The House of Representatives handed Gov. Sean Parnell a big victory on his performance scholarship plan in the last days of the Legislative session as lawmakers disregarded concerns over its fairness and constitutionality and approved it unanimously.
Prospects for passage, which just recently appeared dim, now appear much brighter after the action late in the week.
Some of those concerns had been expressed in the final days and — and even hours — before the House vote, with some of those who arrived on the House floor intending to vote against it instead supporting it.
That followed an impassioned speech from Rep. Alan Dick, R-Stoney River, who said the scholarships would transform education in Alaska by expecting more from its students.
Offering the scholarships will be a “turning point, a defining moment in the history of education in Alaska,” Dick said.
The concerns expressed earlier had been that most of the scholarship money, estimated at about $8 million in its first year, and eventually $20 million annually, will mostly go to students in larger schools with more courses available.
The state currently spends more than $2 billion annually on K-12 and higher education in Alaska.
To qualify for the scholarships, students would have to take advanced classes, and the size of the scholarship would be tied to grade point averages. They could only be used at Alaska colleges or technical schools.

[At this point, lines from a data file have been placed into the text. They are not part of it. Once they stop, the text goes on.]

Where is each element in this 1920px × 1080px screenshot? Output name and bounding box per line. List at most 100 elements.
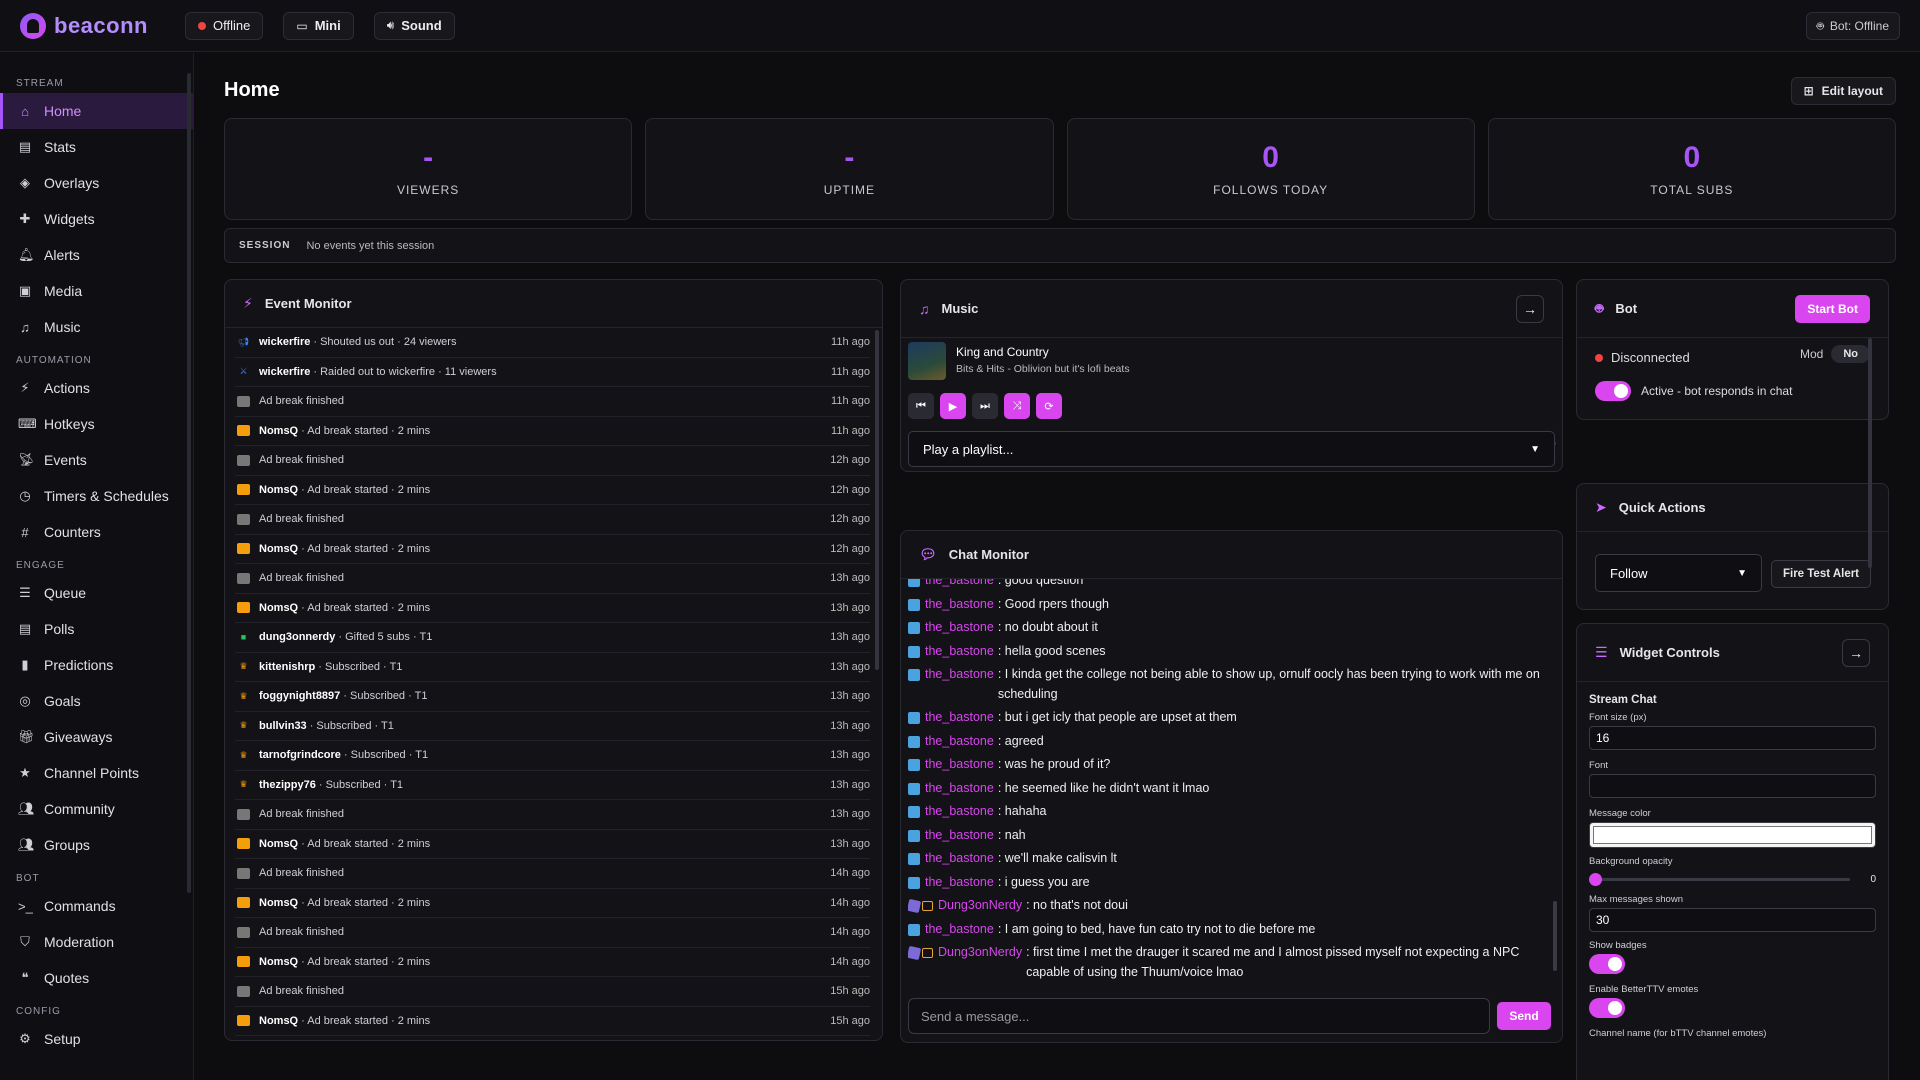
sound-button[interactable]: 🔊︎ Sound — [373, 11, 455, 40]
show-badges-toggle[interactable] — [1589, 954, 1625, 974]
play-button[interactable]: ▶ — [940, 393, 966, 419]
event-username[interactable]: NomsQ — [259, 484, 298, 496]
sidebar-item-overlays[interactable]: ◈ Overlays — [0, 165, 193, 201]
chat-username[interactable]: the_bastone — [925, 665, 994, 704]
event-row: Ad break finished 14h ago — [235, 859, 870, 889]
event-username[interactable]: tarnofgrindcore — [259, 749, 341, 761]
chat-username[interactable]: Dung3onNerdy — [938, 943, 1022, 982]
stat-card-follows-today: 0 FOLLOWS TODAY — [1066, 118, 1475, 220]
sidebar-item-giveaways[interactable]: 🎁︎ Giveaways — [0, 719, 193, 755]
event-username[interactable]: NomsQ — [259, 543, 298, 555]
sidebar-item-commands[interactable]: >_ Commands — [0, 888, 193, 924]
subscriber-badge-icon — [908, 829, 920, 842]
event-username[interactable]: foggynight8897 — [259, 690, 340, 702]
playlist-select[interactable]: Play a playlist... ▼ — [908, 431, 1555, 467]
sidebar-item-actions[interactable]: ⚡︎ Actions — [0, 370, 193, 406]
sidebar-item-goals[interactable]: ◎ Goals — [0, 683, 193, 719]
mini-label: Mini — [314, 18, 341, 33]
sidebar-item-hotkeys[interactable]: ⌨ Hotkeys — [0, 406, 193, 442]
quick-action-select[interactable]: Follow ▼ — [1595, 554, 1762, 592]
chat-message: the_bastone: we'll make calisvin lt — [908, 849, 1544, 869]
sidebar-item-predictions[interactable]: ▮ Predictions — [0, 647, 193, 683]
event-list-scrollbar[interactable] — [875, 330, 879, 670]
background-opacity-knob[interactable] — [1589, 872, 1602, 886]
sidebar-item-channel-points[interactable]: ★ Channel Points — [0, 755, 193, 791]
chat-username[interactable]: the_bastone — [925, 873, 994, 893]
event-username[interactable]: dung3onnerdy — [259, 631, 335, 643]
event-text: Ad break finished — [259, 513, 344, 526]
chat-username[interactable]: the_bastone — [925, 920, 994, 940]
event-username[interactable]: NomsQ — [259, 956, 298, 968]
chat-message-input[interactable]: Send a message... — [908, 998, 1490, 1034]
sidebar-item-setup[interactable]: ⚙ Setup — [0, 1021, 193, 1057]
event-username[interactable]: kittenishrp — [259, 661, 315, 673]
event-row: Ad break finished 13h ago — [235, 800, 870, 830]
sidebar-item-stats[interactable]: ▤ Stats — [0, 129, 193, 165]
chat-username[interactable]: the_bastone — [925, 618, 994, 638]
sidebar-scrollbar[interactable] — [187, 73, 191, 893]
mod-value-badge: No — [1831, 345, 1870, 363]
max-messages-input[interactable]: 30 — [1589, 908, 1876, 932]
chat-username[interactable]: the_bastone — [925, 779, 994, 799]
sidebar-item-polls[interactable]: ▤ Polls — [0, 611, 193, 647]
chat-username[interactable]: the_bastone — [925, 642, 994, 662]
event-username[interactable]: bullvin33 — [259, 720, 307, 732]
chat-username[interactable]: the_bastone — [925, 579, 994, 591]
background-opacity-slider[interactable] — [1589, 872, 1850, 886]
users-icon: 👥︎ — [18, 801, 35, 816]
brand-logo[interactable]: beaconn — [20, 12, 165, 39]
chat-scrollbar[interactable] — [1553, 901, 1557, 971]
chat-username[interactable]: the_bastone — [925, 595, 994, 615]
event-username[interactable]: NomsQ — [259, 897, 298, 909]
shuffle-button[interactable]: ⤨ — [1004, 393, 1030, 419]
sidebar-item-music[interactable]: ♫ Music — [0, 309, 193, 345]
chat-username[interactable]: the_bastone — [925, 732, 994, 752]
sidebar-item-alerts[interactable]: 🔔︎ Alerts — [0, 237, 193, 273]
event-username[interactable]: wickerfire — [259, 366, 310, 378]
fire-test-alert-button[interactable]: Fire Test Alert — [1771, 560, 1871, 588]
next-button[interactable]: ⏭︎ — [972, 393, 998, 419]
offline-button[interactable]: Offline — [185, 11, 264, 40]
previous-button[interactable]: ⏮︎ — [908, 393, 934, 419]
event-username[interactable]: NomsQ — [259, 838, 298, 850]
chat-username[interactable]: the_bastone — [925, 708, 994, 728]
chat-username[interactable]: the_bastone — [925, 802, 994, 822]
sidebar-item-community[interactable]: 👥︎ Community — [0, 791, 193, 827]
start-bot-button[interactable]: Start Bot — [1795, 294, 1870, 323]
event-username[interactable]: thezippy76 — [259, 779, 316, 791]
bot-status-button[interactable]: 🤖︎ Bot: Offline — [1805, 12, 1900, 40]
sidebar-item-moderation[interactable]: ⛉ Moderation — [0, 924, 193, 960]
sidebar-item-widgets[interactable]: ✚ Widgets — [0, 201, 193, 237]
mini-button[interactable]: ▭ Mini — [283, 11, 354, 40]
event-username[interactable]: NomsQ — [259, 425, 298, 437]
sidebar-item-events[interactable]: 📡︎ Events — [0, 442, 193, 478]
repeat-button[interactable]: ⟳ — [1036, 393, 1062, 419]
event-username[interactable]: NomsQ — [259, 1015, 298, 1027]
font-input[interactable] — [1589, 774, 1876, 798]
font-size-input[interactable]: 16 — [1589, 726, 1876, 750]
page-scrollbar[interactable] — [1868, 338, 1872, 568]
sidebar-item-quotes[interactable]: ❝ Quotes — [0, 960, 193, 996]
sidebar-item-queue[interactable]: ☰ Queue — [0, 575, 193, 611]
bttv-toggle[interactable] — [1589, 998, 1625, 1018]
sidebar-item-counters[interactable]: # Counters — [0, 514, 193, 550]
sidebar-item-timers-schedules[interactable]: ◷ Timers & Schedules — [0, 478, 193, 514]
chat-username[interactable]: the_bastone — [925, 849, 994, 869]
chat-monitor-panel: 💬︎ Chat Monitor the_bastone: good questi… — [900, 530, 1563, 1043]
open-widget-button[interactable]: → — [1842, 638, 1870, 667]
event-username[interactable]: wickerfire — [259, 336, 310, 348]
chat-username[interactable]: Dung3onNerdy — [938, 896, 1022, 916]
chat-message: the_bastone: hahaha — [908, 802, 1544, 822]
bot-active-toggle[interactable] — [1595, 381, 1631, 401]
edit-layout-button[interactable]: ⊞ Edit layout — [1790, 77, 1896, 105]
chat-username[interactable]: the_bastone — [925, 826, 994, 846]
event-time: 15h ago — [830, 985, 870, 998]
event-username[interactable]: NomsQ — [259, 602, 298, 614]
sidebar-item-home[interactable]: ⌂ Home — [0, 93, 193, 129]
message-color-picker[interactable] — [1589, 822, 1876, 848]
send-button[interactable]: Send — [1497, 1002, 1551, 1030]
sidebar-item-media[interactable]: ▣ Media — [0, 273, 193, 309]
chat-username[interactable]: the_bastone — [925, 755, 994, 775]
sidebar-item-groups[interactable]: 👥︎ Groups — [0, 827, 193, 863]
open-music-button[interactable]: → — [1516, 294, 1544, 323]
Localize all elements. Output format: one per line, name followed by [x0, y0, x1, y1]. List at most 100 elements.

Rep. Reggie Joule, D-Kotzebue, who represents Alaska’s northern rural schools, said the state needs to have high standards to get good results, and the governor’s plan would do that.
“We need to keep that bar high,” he said.
He said he hopes the program would “spotlight” the schools that are failing to perform for students.
“We will find those areas to hone in, to try to make improvements, he said. “If there are troubled areas, I think having something like this will in the end help.”
Rep. Les Gara, D-Anchorage, tried to amend the legislation to help more students qualify if they came from schools where the required classes weren’t offered or if they graduated with a GED.
That change was voted down 26-13, with Democratic rural legislators voting with the scholarship plan’s longtime Republican supporters.
Rep. Anna Fairclough, R-Anchorage, acknowledged that some students would have more access to the scholarships than others.
“It will prepare students to meet an unfair world, where everything is not equal,” she said.
Just the offer of the scholarships will likely improve schools that don’t now offer the advanced classes, said Rep. Dan Saddler, R-Anchorage.
“Parents will knock on the door and ask their locally-controlled school districts to offer the classes so their children can qualify for these scholarships,” he said.
Rep. Alan Austrian, R-Kodiak, was one of those who said he arrived on the floor intending to vote no, but instead voted in favor, despite some misgivings.
“The whole issue with having to pay our students to get better grades bothers me,” he said.
Following House passage, the bill is now under consideration by the Senate.